The Dominican Republic has a legal framework that includes laws and regulations to combat corruption, and which provide criminal penalties for corruption by officials. However, the government did not implement the law effectively, and officials frequently engaged in corrupt practices with impunity. Enforcement of existing laws is often ineffective. Individuals and NGOs noted the greatest hindrance to effective investigations was a lack of political will to prosecute individuals accused of corruption, particularly well-connected individuals or high-level politicians. Government corruption remained a serious problem and a public grievance.
The Dominican Republic’s rank on the Transparency International Corruption Perception Index fell from 129 in 2018 to 137 in 2019 (out of 180 countries assessed). The World Economic Forum’s 2019 Global Competitiveness report ranked the Dominican Republic as 110 of 141 countries for incidence of corruption.
In September 2019, the Dominican Supreme Court began a trial against six of the 14 defendants indicted in 2017 for alleged links to $92 million in bribes paid by the Brazilian construction company Odebrecht to obtain public works contracts. A 2016 plea agreement between the U.S. Department of Justice and Odebrecht implicated high-level public officials in the Dominican Republic; the six current defendants include a senator, a lower house representative, a former senator, and a former minister of public works. Civil society welcomed the trial as a step forward in the fight against corruption, but activists highlighted what they perceived as a lack of political will to investigate thoroughly the case, which involved the country’s political and economic elites.
U.S. companies identified corruption as a barrier to FDI and some firms reported being solicited by public officials for bribes. It appears most pervasive in public procurement and the awarding of tenders or concessions, but complaints from U.S. investors indicate corruption occurs at all phases of investment. At least one firm said it intended to back out of a competition for a public concession as a result of a solicitation from government officials. U.S. companies also frequently cite the government’s slow response to the Odebrecht scandal as contributing to a culture of perceived impunity for high-level government officials, which fuels widespread acceptance and tolerance of corruption at all levels. U.S. businesses operating in the Dominican Republic often need to take extensive measures to ensure compliance with the Foreign Corrupt Practices Act.
Civil society is engaged in anti-corruption campaigns. Several non-governmental organizations are particularly active in transparency and anti-corruption, notably the Foundation for Institutionalization and Justice (FINJUS), Citizen Participation (Participacion Ciudadana), and the Dominican Alliance Against Corruption (ADOCCO).
The Dominican Republic signed and ratified the UN Anticorruption Convention. The Dominican Republic is not a party to the OECD Convention on Combating Bribery.
Resources to Report Corruption
Procuraduría Especializada contra la Corrupción Administrativa (PEPCA)

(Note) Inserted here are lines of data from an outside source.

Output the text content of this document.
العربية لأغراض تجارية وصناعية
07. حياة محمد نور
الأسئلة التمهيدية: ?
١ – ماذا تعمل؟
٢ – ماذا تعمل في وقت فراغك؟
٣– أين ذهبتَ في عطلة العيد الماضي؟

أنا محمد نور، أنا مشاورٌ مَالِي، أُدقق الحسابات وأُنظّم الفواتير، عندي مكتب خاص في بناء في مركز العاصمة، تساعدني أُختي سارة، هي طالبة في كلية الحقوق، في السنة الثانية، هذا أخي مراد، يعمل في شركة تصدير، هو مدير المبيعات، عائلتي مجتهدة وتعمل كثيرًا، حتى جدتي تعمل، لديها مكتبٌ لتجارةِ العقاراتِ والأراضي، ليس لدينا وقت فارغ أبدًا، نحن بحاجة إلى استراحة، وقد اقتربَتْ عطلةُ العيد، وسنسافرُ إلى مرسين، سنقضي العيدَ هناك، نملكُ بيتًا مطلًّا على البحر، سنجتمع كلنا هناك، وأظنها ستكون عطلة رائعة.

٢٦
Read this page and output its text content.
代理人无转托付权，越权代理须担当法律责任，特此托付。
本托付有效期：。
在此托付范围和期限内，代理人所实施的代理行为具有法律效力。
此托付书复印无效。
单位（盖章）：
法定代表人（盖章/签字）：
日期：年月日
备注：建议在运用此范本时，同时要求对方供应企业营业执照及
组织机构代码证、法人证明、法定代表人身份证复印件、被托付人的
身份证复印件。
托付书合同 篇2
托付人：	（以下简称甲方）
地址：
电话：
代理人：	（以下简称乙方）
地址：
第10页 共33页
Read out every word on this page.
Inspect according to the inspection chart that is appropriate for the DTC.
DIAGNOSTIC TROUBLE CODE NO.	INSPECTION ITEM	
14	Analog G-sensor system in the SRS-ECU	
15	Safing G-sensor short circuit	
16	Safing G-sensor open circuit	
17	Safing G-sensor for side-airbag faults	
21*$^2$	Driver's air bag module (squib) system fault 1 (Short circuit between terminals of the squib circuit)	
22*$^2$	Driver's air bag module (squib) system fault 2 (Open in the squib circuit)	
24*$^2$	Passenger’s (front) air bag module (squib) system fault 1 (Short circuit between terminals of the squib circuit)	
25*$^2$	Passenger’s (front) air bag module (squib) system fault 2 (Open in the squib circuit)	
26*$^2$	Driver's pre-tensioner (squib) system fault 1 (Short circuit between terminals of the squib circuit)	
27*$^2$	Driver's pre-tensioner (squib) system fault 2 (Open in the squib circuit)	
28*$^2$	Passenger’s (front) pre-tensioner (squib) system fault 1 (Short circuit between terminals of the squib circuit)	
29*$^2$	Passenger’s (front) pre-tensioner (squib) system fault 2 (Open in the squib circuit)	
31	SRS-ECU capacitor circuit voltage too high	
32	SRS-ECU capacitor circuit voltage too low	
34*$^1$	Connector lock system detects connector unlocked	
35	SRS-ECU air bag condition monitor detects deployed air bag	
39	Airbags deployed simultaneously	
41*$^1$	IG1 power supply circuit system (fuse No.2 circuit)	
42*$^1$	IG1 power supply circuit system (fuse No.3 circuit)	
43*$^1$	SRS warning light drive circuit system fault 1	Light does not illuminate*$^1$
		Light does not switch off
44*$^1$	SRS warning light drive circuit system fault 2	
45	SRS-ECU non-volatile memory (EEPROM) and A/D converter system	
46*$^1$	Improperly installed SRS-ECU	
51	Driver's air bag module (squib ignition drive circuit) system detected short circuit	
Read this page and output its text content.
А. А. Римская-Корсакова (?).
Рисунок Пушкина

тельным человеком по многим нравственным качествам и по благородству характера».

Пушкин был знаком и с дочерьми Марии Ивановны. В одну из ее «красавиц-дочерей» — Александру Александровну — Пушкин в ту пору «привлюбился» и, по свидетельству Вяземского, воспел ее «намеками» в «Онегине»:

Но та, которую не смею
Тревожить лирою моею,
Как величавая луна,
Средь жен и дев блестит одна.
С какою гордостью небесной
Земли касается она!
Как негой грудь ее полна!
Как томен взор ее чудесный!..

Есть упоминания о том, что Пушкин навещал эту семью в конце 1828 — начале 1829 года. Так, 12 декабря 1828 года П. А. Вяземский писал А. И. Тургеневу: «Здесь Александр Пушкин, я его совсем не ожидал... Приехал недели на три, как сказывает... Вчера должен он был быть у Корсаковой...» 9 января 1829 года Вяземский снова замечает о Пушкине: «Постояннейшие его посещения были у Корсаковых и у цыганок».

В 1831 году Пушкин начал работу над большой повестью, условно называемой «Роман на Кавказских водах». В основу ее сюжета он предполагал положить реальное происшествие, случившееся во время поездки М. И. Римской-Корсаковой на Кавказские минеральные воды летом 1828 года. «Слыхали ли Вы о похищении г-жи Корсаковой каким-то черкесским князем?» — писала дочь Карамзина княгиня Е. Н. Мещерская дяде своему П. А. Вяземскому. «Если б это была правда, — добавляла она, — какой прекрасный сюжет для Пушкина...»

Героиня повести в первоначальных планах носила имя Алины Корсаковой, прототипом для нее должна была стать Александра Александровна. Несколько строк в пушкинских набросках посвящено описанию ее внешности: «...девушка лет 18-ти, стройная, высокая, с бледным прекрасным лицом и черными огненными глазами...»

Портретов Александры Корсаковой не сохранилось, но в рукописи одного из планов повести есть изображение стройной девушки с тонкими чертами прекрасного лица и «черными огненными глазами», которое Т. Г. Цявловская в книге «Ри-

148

Calle Hipólito Herrera Billini esq. Calle Juan B. Pérez,
Centro de los Heroes, Santo Domingo, República Dominicana
Telephone: (809) 533-3522
Fax: (809) 533-4098
Linea 311 (government service for filing complaints and denunciations)
Phone: 311 (from inside the country)
Phone: 809 685 6200
Fax: 809 685 6631
10. Political and Security Environment
There is no recent history of widespread, politically motivated violence in the Dominican Republic. In February and March of 2020, there were multiple, mostly-peaceful protests throughout the country over the Dominican electoral authority’s decision to suspend national municipal elections after widespread failure of its electronic voting system. There are no examples of politically motivated damage to projects or installations in the last 10 years. In polling, Dominicans consistently cite crime and violence as among the largest challenges affecting daily life. The World Economic Forum 2019 Global Competitiveness Report ranked the Dominican Republic 118 out of 141 countries in overall security imposing costs on business and 97 of 141 in terms of organized crime imposing costs on businesses.